In what concerns housing, many Roma neighbourhoods are segregated or isolated, with no childcare or healthcare facilities nearby. Adequate housing is an urgent priority for Roma communities, as one in three Roma (32%) live in households with a leaking roof, damp walls, or rot, one in five Roma (20%) live in dwellings that are too dark, and 78% of Roma live in overcrowded households. These disastrous living conditions have a tremendously damaging impact on the health and wellbeing of Roma children, who experience significant health inequalities. The life expectancy of Roma across Europe is 10 to 15 years lower than of the majority population. In many countries, the public health infrastructure does not cover Roma communities, with the nearest clinic (not to mention hospital) often located far away. Additional complicating factors include the lack of identity papers, the lack a legal address, the lack of access to a bank account, the lack of information about registration processes and available services, as well as language barriers. Investing in children must mean, first and foremost, guaranteeing good health and wellbeing for all, particularly those suffering the most disadvantages, such as Roma children.

In order to ensure that Roma children develop and thrive while enjoying the same opportunities as their non-Roma peers, it is fundamental to tackle antigypsyism in all its forms, as well as intersectional discrimination. 41% of Roma feel they have been discriminated against in everyday situations such as looking for work, at work, or when trying to access housing, health, and education – and this is the environment that Roma children grow up in. This should be a de facto horizontal priority in the fields of education, employment, health, housing, and poverty reduction. Preventive and proactive measures are needed to alter public perceptions, prevalent misrepresentations, and misinformation about Roma, and to develop positive counter-narratives. The Child Guarantee should strive to ensure the teaching of Romani language and history in schools, including about the Holocaust and slavery of Roma across Member States, as well as for the necessary dedicated special pedagogical support, including trained Roma education mediators in communities.

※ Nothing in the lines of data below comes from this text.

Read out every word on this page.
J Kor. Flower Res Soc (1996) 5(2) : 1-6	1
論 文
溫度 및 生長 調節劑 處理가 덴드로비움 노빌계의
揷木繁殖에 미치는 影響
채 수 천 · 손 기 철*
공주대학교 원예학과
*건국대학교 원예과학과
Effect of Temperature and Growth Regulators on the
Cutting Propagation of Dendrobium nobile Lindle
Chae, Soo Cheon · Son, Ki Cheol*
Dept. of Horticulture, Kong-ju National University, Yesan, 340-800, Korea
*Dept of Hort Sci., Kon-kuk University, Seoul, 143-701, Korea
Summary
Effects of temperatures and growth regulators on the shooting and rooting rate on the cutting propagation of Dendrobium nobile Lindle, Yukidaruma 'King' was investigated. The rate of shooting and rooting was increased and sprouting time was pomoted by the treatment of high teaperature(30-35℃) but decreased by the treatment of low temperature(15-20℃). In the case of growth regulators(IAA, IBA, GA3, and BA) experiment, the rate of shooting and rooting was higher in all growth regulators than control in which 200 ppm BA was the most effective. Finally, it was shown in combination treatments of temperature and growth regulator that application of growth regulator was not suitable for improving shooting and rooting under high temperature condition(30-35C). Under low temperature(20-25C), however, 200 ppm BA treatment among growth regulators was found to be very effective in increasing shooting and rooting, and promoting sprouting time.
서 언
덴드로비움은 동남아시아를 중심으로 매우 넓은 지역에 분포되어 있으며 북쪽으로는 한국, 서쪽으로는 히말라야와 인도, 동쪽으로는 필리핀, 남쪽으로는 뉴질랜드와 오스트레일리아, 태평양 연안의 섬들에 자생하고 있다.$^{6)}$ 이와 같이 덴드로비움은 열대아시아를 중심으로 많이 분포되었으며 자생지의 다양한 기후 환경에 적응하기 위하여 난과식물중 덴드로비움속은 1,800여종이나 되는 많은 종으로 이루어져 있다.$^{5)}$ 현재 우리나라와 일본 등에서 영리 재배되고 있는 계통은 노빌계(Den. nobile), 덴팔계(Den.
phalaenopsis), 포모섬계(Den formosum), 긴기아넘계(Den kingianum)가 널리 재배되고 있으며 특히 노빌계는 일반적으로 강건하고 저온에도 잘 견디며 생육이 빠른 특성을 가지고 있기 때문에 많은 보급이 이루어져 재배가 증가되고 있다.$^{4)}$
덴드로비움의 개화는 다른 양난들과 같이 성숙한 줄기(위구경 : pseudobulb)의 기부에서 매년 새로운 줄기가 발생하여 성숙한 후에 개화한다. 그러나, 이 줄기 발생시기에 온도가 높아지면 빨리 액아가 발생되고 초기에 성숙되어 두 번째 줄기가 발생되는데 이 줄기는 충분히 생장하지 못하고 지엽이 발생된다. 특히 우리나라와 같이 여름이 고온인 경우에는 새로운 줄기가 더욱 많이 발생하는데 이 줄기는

The Covid-19 situation highlights the urgent need to invest in proper care services and income support to children and their families. In order to provide equal opportunities for every Roma child, we must guarantee that Roma children and families are not left behind in the Child Guarantee. Appropriate links must be made to the objectives of the EU Strategic Framework for Roma Equality and Inclusion, and interplay ensured between the implementation of the Child Guarantee multi-annual national strategies and the National Roma Integration Strategies. The EU Cohesion Policy and recovery funds will also have a key role to play.

The Child Guarantee will only be effective if it achieves wide ownership by beneficiaries, if it is rooted in direct evidence from the ground about what works and what is needed, and if its delivery and monitoring are underpinned by a comprehensive and meaningful partnership of all stakeholders, including civil society organisations. Tailored outreach measures need to be put in place to ensure the participation of Roma children and that of their parents, including through the civil society organisations representing them. Clear dialogue and cooperation protocols need to be put in place, to ensure that the voice of marginalised and racialised children is heard and taken into account, while necessary financial resources need to be made available to support Roma NGOs and build awareness, participation, and active citizenship, as well as more resilient democracies.